Todos queremos ser aceptados. Pero, ¿realmente estamos dispuestos a modificarnos para gustar?
Prefiero el silencia al ruido. Prefiero leer mis libros en la intimidad de mi habitación a salir con amigos. Soy feliz recargando mi energía en la naturaleza. Disfruto de maquillarme porque, ante mis ojos, es la ocasión perfecta para estar conmigo. Voy en citas a menudo y la otra silla siempre está vacía. Soy solo yo conmigo, pero también puedo serlo con mis amigos.
Ahora entiendo, muchos años de terapia después, que la gente que me ame honrará mi soledad porque saben que es parte de mí. ¡Y vaya que lo hacen!
Cuando inicié la universidad desempolvé a la soledad y las dos juntas nos sentamos a platicar. Me di cuenta que me ha enseñado tanto. Más de lo que podría nombrar.
La soledad me enseñó a escuchar a mi intuición. Esa vocecita, prima del autosabotaje, que al fondo de mi cabeza me guía por la vida. Gracias a ella hoy puedo decidir sin sacrificarme.
Me solía temblar la voz. Hoy no lo hace. La soledad me enseñó a hacer de mi voz un puente para que mi verdad se comunique. Aunque hayan miedos. La soledad me enseñó a darles siempre la mano y mecerlos hasta que se calmen.
Me enseñó que mi tiempo es valioso. Que mi compañía es importante. Que mi existencia merece entrega, amor y respeto.

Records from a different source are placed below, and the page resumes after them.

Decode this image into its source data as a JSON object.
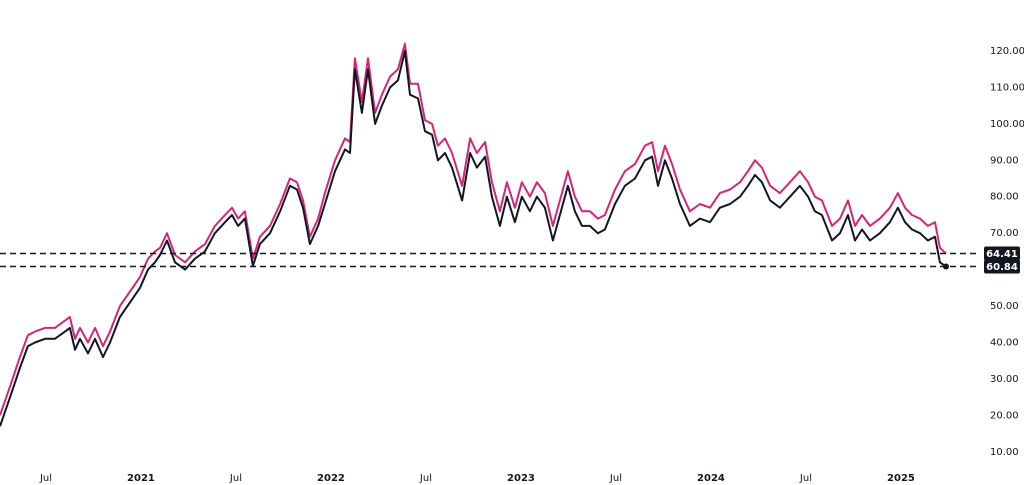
{
  "chart_data": {
    "type": "line",
    "x": [
      2020.258,
      2020.311,
      2020.363,
      2020.405,
      2020.442,
      2020.495,
      2020.547,
      2020.6,
      2020.626,
      2020.653,
      2020.679,
      2020.721,
      2020.758,
      2020.8,
      2020.837,
      2020.889,
      2020.942,
      2020.995,
      2021.037,
      2021.074,
      2021.1,
      2021.137,
      2021.179,
      2021.232,
      2021.284,
      2021.337,
      2021.389,
      2021.442,
      2021.479,
      2021.511,
      2021.547,
      2021.589,
      2021.626,
      2021.679,
      2021.732,
      2021.784,
      2021.821,
      2021.853,
      2021.889,
      2021.932,
      2021.968,
      2022.021,
      2022.074,
      2022.1,
      2022.126,
      2022.163,
      2022.195,
      2022.232,
      2022.268,
      2022.311,
      2022.353,
      2022.389,
      2022.416,
      2022.458,
      2022.495,
      2022.532,
      2022.563,
      2022.6,
      2022.637,
      2022.69,
      2022.732,
      2022.768,
      2022.811,
      2022.847,
      2022.889,
      2022.926,
      2022.968,
      2023.005,
      2023.047,
      2023.084,
      2023.126,
      2023.168,
      2023.205,
      2023.247,
      2023.284,
      2023.321,
      2023.363,
      2023.405,
      2023.442,
      2023.495,
      2023.547,
      2023.6,
      2023.653,
      2023.69,
      2023.721,
      2023.758,
      2023.795,
      2023.837,
      2023.889,
      2023.942,
      2023.995,
      2024.047,
      2024.1,
      2024.153,
      2024.195,
      2024.232,
      2024.268,
      2024.311,
      2024.363,
      2024.416,
      2024.468,
      2024.511,
      2024.547,
      2024.584,
      2024.637,
      2024.679,
      2024.721,
      2024.758,
      2024.795,
      2024.837,
      2024.889,
      2024.942,
      2024.984,
      2025.021,
      2025.058,
      2025.1,
      2025.142,
      2025.179,
      2025.205,
      2025.237
    ],
    "series": [
      {
        "color": "#131722",
        "values": [
          17,
          25,
          33,
          39,
          40,
          41,
          41,
          43,
          44,
          38,
          41,
          37,
          41,
          36,
          40,
          47,
          51,
          55,
          60,
          62,
          64,
          68,
          62,
          60,
          63,
          65,
          70,
          73,
          75,
          72,
          74,
          61,
          67,
          70,
          76,
          83,
          82,
          77,
          67,
          72,
          78,
          87,
          93,
          92,
          115,
          103,
          115,
          100,
          105,
          110,
          112,
          120,
          108,
          107,
          98,
          97,
          90,
          92,
          88,
          79,
          92,
          88,
          91,
          80,
          72,
          80,
          73,
          80,
          76,
          80,
          77,
          68,
          75,
          83,
          76,
          72,
          72,
          70,
          71,
          78,
          83,
          85,
          90,
          91,
          83,
          90,
          85,
          78,
          72,
          74,
          73,
          77,
          78,
          80,
          83,
          86,
          84,
          79,
          77,
          80,
          83,
          80,
          76,
          75,
          68,
          70,
          75,
          68,
          71,
          68,
          70,
          73,
          77,
          73,
          71,
          70,
          68,
          69,
          62,
          60.84
        ]
      },
      {
        "color": "#d6247a",
        "values": [
          20,
          28,
          36,
          42,
          43,
          44,
          44,
          46,
          47,
          41,
          44,
          40,
          44,
          39,
          43,
          50,
          54,
          58,
          63,
          65,
          66,
          70,
          64,
          62,
          65,
          67,
          72,
          75,
          77,
          74,
          76,
          63,
          69,
          72,
          78,
          85,
          84,
          79,
          69,
          74,
          81,
          90,
          96,
          95,
          118,
          106,
          118,
          103,
          108,
          113,
          115,
          122,
          111,
          111,
          101,
          100,
          94,
          96,
          92,
          83,
          96,
          92,
          95,
          84,
          76,
          84,
          77,
          84,
          80,
          84,
          81,
          72,
          79,
          87,
          80,
          76,
          76,
          74,
          75,
          82,
          87,
          89,
          94,
          95,
          87,
          94,
          89,
          82,
          76,
          78,
          77,
          81,
          82,
          84,
          87,
          90,
          88,
          83,
          81,
          84,
          87,
          84,
          80,
          79,
          72,
          74,
          79,
          72,
          75,
          72,
          74,
          77,
          81,
          77,
          75,
          74,
          72,
          73,
          66,
          64.41
        ]
      }
    ],
    "xlim": [
      2020.258,
      2025.416
    ],
    "xticks": [
      {
        "value": 2020.5,
        "label": "Jul"
      },
      2021,
      {
        "value": 2021.5,
        "label": "Jul"
      },
      2022,
      {
        "value": 2022.5,
        "label": "Jul"
      },
      2023,
      {
        "value": 2023.5,
        "label": "Jul"
      },
      2024,
      {
        "value": 2024.5,
        "label": "Jul"
      },
      2025
    ],
    "ylim": [
      5,
      134
    ],
    "yticks": [
      {
        "value": 10,
        "label": "10.00"
      },
      {
        "value": 20,
        "label": "20.00"
      },
      {
        "value": 30,
        "label": "30.00"
      },
      {
        "value": 40,
        "label": "40.00"
      },
      {
        "value": 50,
        "label": "50.00"
      },
      {
        "value": 60,
        "label": "60.00"
      },
      {
        "value": 70,
        "label": "70.00"
      },
      {
        "value": 80,
        "label": "80.00"
      },
      {
        "value": 90,
        "label": "90.00"
      },
      {
        "value": 100,
        "label": "100.00"
      },
      {
        "value": 110,
        "label": "110.00"
      },
      {
        "value": 120,
        "label": "120.00"
      }
    ]
  }
}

La soledad me enseñó a ponerme como prioridad. No solo para mí sino también para los demás. Me mostró, como enseñan los maestros, que en mí ya existe todo lo que busco afuera. Sé que el amor existe porque existo yo. Sé que hay personas buenas porque me conozco a mí. Sé que me queda mucho dolor por recorrer, pero de mi mano nunca estaré sola.

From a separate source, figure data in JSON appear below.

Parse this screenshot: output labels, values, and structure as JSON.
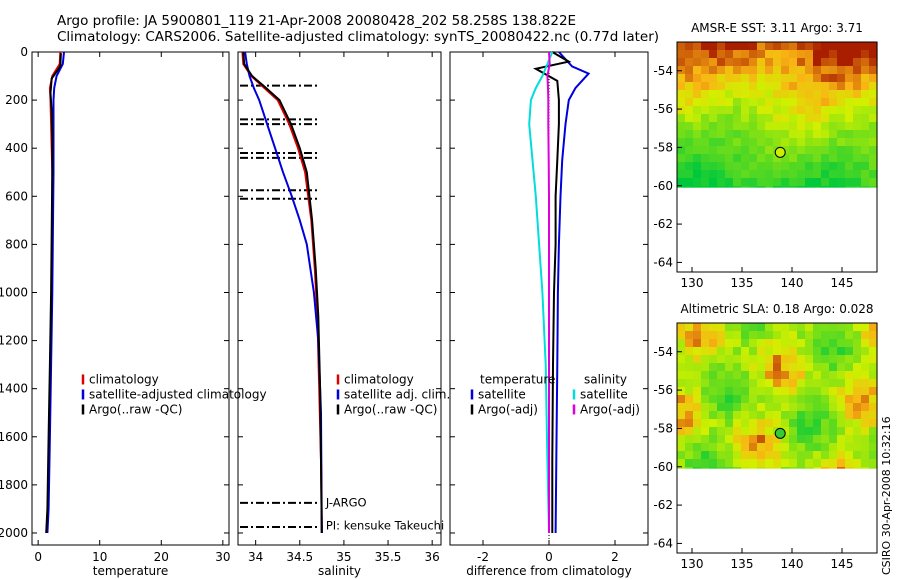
{
  "header": {
    "line1": "Argo profile: JA 5900801_119 21-Apr-2008 20080428_202 58.258S 138.822E",
    "line2": "Climatology: CARS2006. Satellite-adjusted climatology: synTS_20080422.nc (0.77d later)"
  },
  "credit": "CSIRO 30-Apr-2008 10:32:16",
  "colors": {
    "climatology": "#dd0000",
    "satellite": "#0000dd",
    "argo": "#000000",
    "sat_salinity": "#00dddd",
    "argo_salinity": "#dd00dd",
    "no_data": "#ffffff",
    "float_marker": "#ccee00"
  },
  "chart_data": [
    {
      "type": "line",
      "xlabel": "temperature",
      "ylabel": "",
      "xlim": [
        -1,
        31
      ],
      "ylim": [
        2050,
        0
      ],
      "y_inverted": true,
      "xticks": [
        0,
        10,
        20,
        30
      ],
      "yticks": [
        0,
        200,
        400,
        600,
        800,
        1000,
        1200,
        1400,
        1600,
        1800,
        2000
      ],
      "legend": {
        "placement": "bottom-right",
        "entries": [
          "climatology",
          "satellite-adjusted climatology",
          "Argo(..raw -QC)"
        ]
      },
      "series": [
        {
          "name": "climatology",
          "color": "#dd0000",
          "x": [
            3.6,
            3.5,
            2.3,
            1.9,
            2.0,
            2.1,
            2.3,
            2.3,
            2.2,
            2.0,
            1.8,
            1.6,
            1.4
          ],
          "y": [
            0,
            50,
            100,
            150,
            200,
            300,
            500,
            750,
            1000,
            1300,
            1600,
            1900,
            2000
          ]
        },
        {
          "name": "satellite-adjusted climatology",
          "color": "#0000dd",
          "x": [
            4.2,
            4.0,
            3.0,
            2.6,
            2.5,
            2.5,
            2.5,
            2.4,
            2.3,
            2.1,
            1.9,
            1.7,
            1.5
          ],
          "y": [
            0,
            50,
            100,
            150,
            200,
            300,
            500,
            750,
            1000,
            1300,
            1600,
            1900,
            2000
          ]
        },
        {
          "name": "Argo(..raw -QC)",
          "color": "#000000",
          "x": [
            3.7,
            3.6,
            2.2,
            2.0,
            2.2,
            2.3,
            2.3,
            2.2,
            2.1,
            1.9,
            1.7,
            1.5,
            1.3
          ],
          "y": [
            5,
            60,
            110,
            170,
            250,
            350,
            500,
            750,
            1000,
            1300,
            1600,
            1900,
            2000
          ]
        }
      ]
    },
    {
      "type": "line",
      "xlabel": "salinity",
      "ylabel": "",
      "xlim": [
        33.8,
        36.1
      ],
      "ylim": [
        2050,
        0
      ],
      "y_inverted": true,
      "xticks": [
        34,
        34.5,
        35,
        35.5,
        36
      ],
      "legend": {
        "placement": "bottom-right",
        "entries": [
          "climatology",
          "satellite adj. clim.",
          "Argo(..raw -QC)"
        ]
      },
      "annotations": [
        "J-ARGO",
        "PI: kensuke Takeuchi"
      ],
      "qc_flag_depths": [
        140,
        280,
        300,
        420,
        440,
        575,
        610,
        1875,
        1975
      ],
      "series": [
        {
          "name": "climatology",
          "color": "#dd0000",
          "x": [
            33.85,
            33.86,
            33.95,
            34.1,
            34.25,
            34.38,
            34.48,
            34.56,
            34.63,
            34.67,
            34.7,
            34.72,
            34.74,
            34.75
          ],
          "y": [
            0,
            50,
            100,
            150,
            200,
            300,
            400,
            500,
            700,
            900,
            1100,
            1400,
            1700,
            2000
          ]
        },
        {
          "name": "satellite adj. clim.",
          "color": "#0000dd",
          "x": [
            33.88,
            33.9,
            33.93,
            33.98,
            34.04,
            34.13,
            34.22,
            34.31,
            34.41,
            34.5,
            34.58,
            34.66,
            34.71,
            34.74,
            34.75
          ],
          "y": [
            0,
            50,
            100,
            150,
            200,
            300,
            400,
            500,
            600,
            700,
            800,
            1000,
            1200,
            1500,
            2000
          ]
        },
        {
          "name": "Argo(..raw -QC)",
          "color": "#000000",
          "x": [
            33.86,
            33.87,
            33.96,
            34.12,
            34.27,
            34.4,
            34.5,
            34.58,
            34.64,
            34.68,
            34.71,
            34.73,
            34.74,
            34.75
          ],
          "y": [
            0,
            50,
            100,
            150,
            200,
            300,
            400,
            500,
            700,
            900,
            1100,
            1400,
            1700,
            2000
          ]
        }
      ]
    },
    {
      "type": "line",
      "xlabel": "difference from climatology",
      "ylabel": "",
      "xlim": [
        -3,
        3
      ],
      "ylim": [
        2050,
        0
      ],
      "y_inverted": true,
      "xticks": [
        -2,
        0,
        2
      ],
      "legend": {
        "placement": "bottom",
        "headers": [
          "temperature",
          "salinity"
        ],
        "entries": [
          "satellite",
          "Argo(-adj)",
          "satellite",
          "Argo(-adj)"
        ]
      },
      "series": [
        {
          "name": "satellite",
          "group": "temperature",
          "color": "#0000dd",
          "x": [
            0.3,
            0.7,
            1.2,
            0.8,
            0.6,
            0.5,
            0.4,
            0.35,
            0.3,
            0.27,
            0.25,
            0.22,
            0.2
          ],
          "y": [
            0,
            60,
            90,
            150,
            200,
            300,
            450,
            600,
            800,
            1000,
            1300,
            1700,
            2000
          ]
        },
        {
          "name": "Argo(-adj)",
          "group": "temperature",
          "color": "#000000",
          "x": [
            0.1,
            0.6,
            -0.4,
            0.25,
            0.3,
            0.3,
            0.25,
            0.2,
            0.2,
            0.15,
            0.12,
            0.1,
            0.1
          ],
          "y": [
            0,
            40,
            70,
            120,
            200,
            300,
            450,
            600,
            800,
            1000,
            1300,
            1700,
            2000
          ]
        },
        {
          "name": "satellite",
          "group": "salinity",
          "color": "#00dddd",
          "x": [
            0.1,
            -0.05,
            -0.2,
            -0.4,
            -0.55,
            -0.6,
            -0.5,
            -0.4,
            -0.3,
            -0.2,
            -0.1,
            -0.05,
            0.0
          ],
          "y": [
            0,
            50,
            100,
            150,
            200,
            300,
            450,
            600,
            800,
            1000,
            1300,
            1700,
            2000
          ]
        },
        {
          "name": "Argo(-adj)",
          "group": "salinity",
          "color": "#dd00dd",
          "x": [
            0.0,
            0.02,
            -0.05,
            -0.03,
            -0.02,
            -0.02,
            -0.01,
            0.0,
            0.0,
            0.0,
            0.0,
            0.0,
            0.0
          ],
          "y": [
            0,
            50,
            100,
            150,
            200,
            300,
            450,
            600,
            800,
            1000,
            1300,
            1700,
            2000
          ]
        }
      ]
    },
    {
      "type": "heatmap",
      "title": "AMSR-E SST: 3.11  Argo: 3.71",
      "xlim": [
        128.5,
        148.5
      ],
      "ylim": [
        -64.5,
        -52.5
      ],
      "xticks": [
        130,
        135,
        140,
        145
      ],
      "yticks": [
        -54,
        -56,
        -58,
        -60,
        -62,
        -64
      ],
      "no_data_below_lat": -60.1,
      "float_position": {
        "lon": 138.822,
        "lat": -58.258
      }
    },
    {
      "type": "heatmap",
      "title": "Altimetric SLA: 0.18  Argo: 0.028",
      "xlim": [
        128.5,
        148.5
      ],
      "ylim": [
        -64.5,
        -52.5
      ],
      "xticks": [
        130,
        135,
        140,
        145
      ],
      "yticks": [
        -54,
        -56,
        -58,
        -60,
        -62,
        -64
      ],
      "no_data_below_lat": -60.1,
      "float_position": {
        "lon": 138.822,
        "lat": -58.258
      }
    }
  ]
}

Ahora sé que yo puedo sola, pero no siempre tengo porqué estarlo. La compañía y la soledad pueden coexistir sin hacerse daño.
Para ti, que huyes de la soledad, dale espacio a que te sorprenda.
Para ti, persona solitaria, no olvides que en la soledad también hay compañía.
Con amor, Blanca.




Gracias por escribir esto. Llevo mucho tiempo asustada de que nadie me va a querer por lo “rara” que soy. Muchas veces me han dicho ermitaña y me he sentido muy rechazada. Leer esto fue abrazar quién soy. Gracias, gracias, gracias.
Que hermoso!!!
También paso muchísimo tiempo y quizás más que lo de que debería, solo, en mi casa.
Veo tanta gente que tiene miedo o vergüenza de hacer cosas solo y no los entiendo.
Algunas de las mejores experiencias de mi vida han sido actividades que dudaba en hacerlas o no, acabé haciéndolas completamente solo y fueron algunos de los mejores días de mi vida.